Skip to main content

delete_rows

Function delete_rows 

Source
pub async fn delete_rows(
    catalog: Arc<dyn CatalogProvider>,
    store: Arc<dyn Store>,
    table: &TableIdent,
    file_path: &str,
    row_ids: &[u32],
) -> AilakeResult<()>
Expand description

Logically delete rows from a V3 AI-Lake table using Iceberg Deletion Vectors.

§What this does

  1. Verifies the table is format-version=3 (DVs require V3).
  2. Reads the current file list from the catalog.
  3. Finds file_path in the snapshot (exact match or suffix match for tables where the catalog prefixes absolute paths).
  4. Merges row_ids into the existing DV bitmap for that file (or creates a new one if the file has no DV yet).
  5. Writes a new Puffin .dvd file to {table_location}/metadata/dv-{snap_id}.dvd.
  6. Commits a Replace snapshot so all readers see the updated DV immediately.

After the call, scanner.rs (Phase B) will automatically exclude the deleted rows from HNSW and flat-scan results.
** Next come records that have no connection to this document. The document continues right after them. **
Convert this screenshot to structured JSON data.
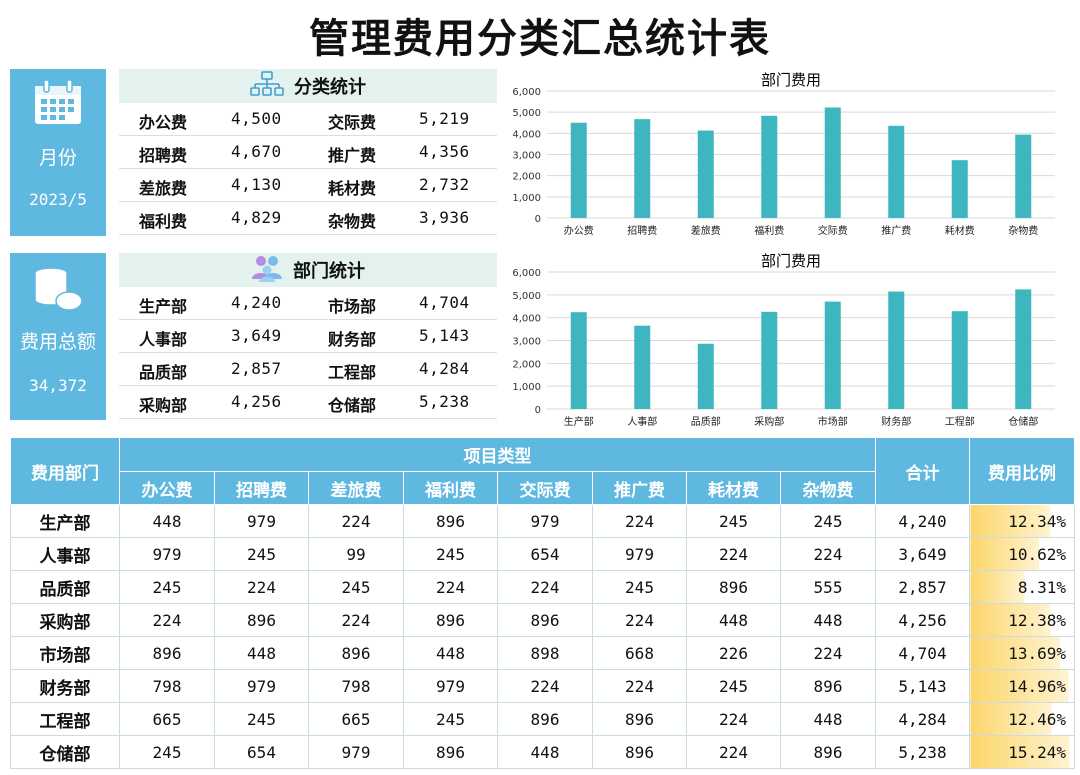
{
  "title": "管理费用分类汇总统计表",
  "month_box": {
    "icon": "calendar-icon",
    "label": "月份",
    "value": "2023/5"
  },
  "total_box": {
    "icon": "coins-stack-icon",
    "label": "费用总额",
    "value": "34,372"
  },
  "category_stats": {
    "title": "分类统计",
    "icon": "org-chart-icon",
    "rows": [
      [
        "办公费",
        "4,500",
        "交际费",
        "5,219"
      ],
      [
        "招聘费",
        "4,670",
        "推广费",
        "4,356"
      ],
      [
        "差旅费",
        "4,130",
        "耗材费",
        "2,732"
      ],
      [
        "福利费",
        "4,829",
        "杂物费",
        "3,936"
      ]
    ]
  },
  "dept_stats": {
    "title": "部门统计",
    "icon": "people-icon",
    "rows": [
      [
        "生产部",
        "4,240",
        "市场部",
        "4,704"
      ],
      [
        "人事部",
        "3,649",
        "财务部",
        "5,143"
      ],
      [
        "品质部",
        "2,857",
        "工程部",
        "4,284"
      ],
      [
        "采购部",
        "4,256",
        "仓储部",
        "5,238"
      ]
    ]
  },
  "colors": {
    "accent": "#5fb8df",
    "bar": "#3db6bf",
    "header_bg": "#e3f1ef",
    "ratio_bar": "#fbd66a"
  },
  "chart_data": [
    {
      "type": "bar",
      "title": "部门费用",
      "categories": [
        "办公费",
        "招聘费",
        "差旅费",
        "福利费",
        "交际费",
        "推广费",
        "耗材费",
        "杂物费"
      ],
      "values": [
        4500,
        4670,
        4130,
        4829,
        5219,
        4356,
        2732,
        3936
      ],
      "ylim": [
        0,
        6000
      ],
      "yticks": [
        "0",
        "1,000",
        "2,000",
        "3,000",
        "4,000",
        "5,000",
        "6,000"
      ],
      "grid": true
    },
    {
      "type": "bar",
      "title": "部门费用",
      "categories": [
        "生产部",
        "人事部",
        "品质部",
        "采购部",
        "市场部",
        "财务部",
        "工程部",
        "仓储部"
      ],
      "values": [
        4240,
        3649,
        2857,
        4256,
        4704,
        5143,
        4284,
        5238
      ],
      "ylim": [
        0,
        6000
      ],
      "yticks": [
        "0",
        "1,000",
        "2,000",
        "3,000",
        "4,000",
        "5,000",
        "6,000"
      ],
      "grid": true
    }
  ],
  "table": {
    "dept_header": "费用部门",
    "group_header": "项目类型",
    "columns": [
      "办公费",
      "招聘费",
      "差旅费",
      "福利费",
      "交际费",
      "推广费",
      "耗材费",
      "杂物费"
    ],
    "total_header": "合计",
    "ratio_header": "费用比例",
    "rows": [
      {
        "dept": "生产部",
        "values": [
          "448",
          "979",
          "224",
          "896",
          "979",
          "224",
          "245",
          "245"
        ],
        "total": "4,240",
        "ratio": "12.34%",
        "ratio_value": 0.1234
      },
      {
        "dept": "人事部",
        "values": [
          "979",
          "245",
          "99",
          "245",
          "654",
          "979",
          "224",
          "224"
        ],
        "total": "3,649",
        "ratio": "10.62%",
        "ratio_value": 0.1062
      },
      {
        "dept": "品质部",
        "values": [
          "245",
          "224",
          "245",
          "224",
          "224",
          "245",
          "896",
          "555"
        ],
        "total": "2,857",
        "ratio": "8.31%",
        "ratio_value": 0.0831
      },
      {
        "dept": "采购部",
        "values": [
          "224",
          "896",
          "224",
          "896",
          "896",
          "224",
          "448",
          "448"
        ],
        "total": "4,256",
        "ratio": "12.38%",
        "ratio_value": 0.1238
      },
      {
        "dept": "市场部",
        "values": [
          "896",
          "448",
          "896",
          "448",
          "898",
          "668",
          "226",
          "224"
        ],
        "total": "4,704",
        "ratio": "13.69%",
        "ratio_value": 0.1369
      },
      {
        "dept": "财务部",
        "values": [
          "798",
          "979",
          "798",
          "979",
          "224",
          "224",
          "245",
          "896"
        ],
        "total": "5,143",
        "ratio": "14.96%",
        "ratio_value": 0.1496
      },
      {
        "dept": "工程部",
        "values": [
          "665",
          "245",
          "665",
          "245",
          "896",
          "896",
          "224",
          "448"
        ],
        "total": "4,284",
        "ratio": "12.46%",
        "ratio_value": 0.1246
      },
      {
        "dept": "仓储部",
        "values": [
          "245",
          "654",
          "979",
          "896",
          "448",
          "896",
          "224",
          "896"
        ],
        "total": "5,238",
        "ratio": "15.24%",
        "ratio_value": 0.1524
      }
    ]
  }
}
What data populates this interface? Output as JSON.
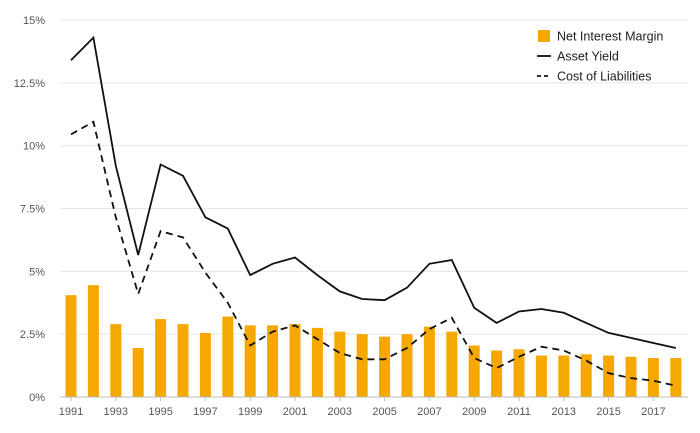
{
  "chart_data": {
    "type": "bar",
    "title": "",
    "xlabel": "",
    "ylabel": "",
    "ylim": [
      0,
      15
    ],
    "yticks": [
      "0%",
      "2.5%",
      "5%",
      "7.5%",
      "10%",
      "12.5%",
      "15%"
    ],
    "ytick_values": [
      0,
      2.5,
      5,
      7.5,
      10,
      12.5,
      15
    ],
    "xticks": [
      "1991",
      "1993",
      "1995",
      "1997",
      "1999",
      "2001",
      "2003",
      "2005",
      "2007",
      "2009",
      "2011",
      "2013",
      "2015",
      "2017"
    ],
    "grid": true,
    "legend_position": "top-right",
    "categories": [
      1991,
      1992,
      1993,
      1994,
      1995,
      1996,
      1997,
      1998,
      1999,
      2000,
      2001,
      2002,
      2003,
      2004,
      2005,
      2006,
      2007,
      2008,
      2009,
      2010,
      2011,
      2012,
      2013,
      2014,
      2015,
      2016,
      2017,
      2018
    ],
    "series": [
      {
        "name": "Net Interest Margin",
        "kind": "bar",
        "color": "#f5a800",
        "values": [
          4.05,
          4.45,
          2.9,
          1.95,
          3.1,
          2.9,
          2.55,
          3.2,
          2.85,
          2.85,
          2.9,
          2.75,
          2.6,
          2.5,
          2.4,
          2.5,
          2.8,
          2.6,
          2.05,
          1.85,
          1.9,
          1.65,
          1.65,
          1.7,
          1.65,
          1.6,
          1.55,
          1.55
        ]
      },
      {
        "name": "Asset Yield",
        "kind": "line",
        "dash": "solid",
        "color": "#111111",
        "values": [
          13.4,
          14.3,
          9.2,
          5.65,
          9.25,
          8.8,
          7.15,
          6.7,
          4.85,
          5.3,
          5.55,
          4.85,
          4.2,
          3.9,
          3.85,
          4.35,
          5.3,
          5.45,
          3.55,
          2.95,
          3.4,
          3.5,
          3.35,
          2.95,
          2.55,
          2.35,
          2.15,
          1.95
        ]
      },
      {
        "name": "Cost of Liabilities",
        "kind": "line",
        "dash": "dashed",
        "color": "#111111",
        "values": [
          10.45,
          10.95,
          7.15,
          4.1,
          6.6,
          6.35,
          4.95,
          3.75,
          2.05,
          2.6,
          2.85,
          2.3,
          1.75,
          1.5,
          1.5,
          1.95,
          2.7,
          3.15,
          1.55,
          1.15,
          1.6,
          2.0,
          1.85,
          1.45,
          0.95,
          0.75,
          0.65,
          0.45
        ]
      }
    ]
  }
}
The data file is not modified.

§Arguments

  • catalog — catalog for manifest reads and snapshot commits.
  • store — object store for Puffin file I/O.
  • table — fully-qualified table identifier (namespace.name).
  • file_path — path of the data file whose rows are being deleted. May be a relative path (e.g. "data/part-00001.parquet") or an absolute path as returned by catalog.list_files(). Suffix matching is applied.
  • row_ids — 0-based row positions to delete (within the data file).

§Errors

  • InvalidArgument if the table is format-version < 3.
  • Catalog if the table has no current snapshot or file_path is not found.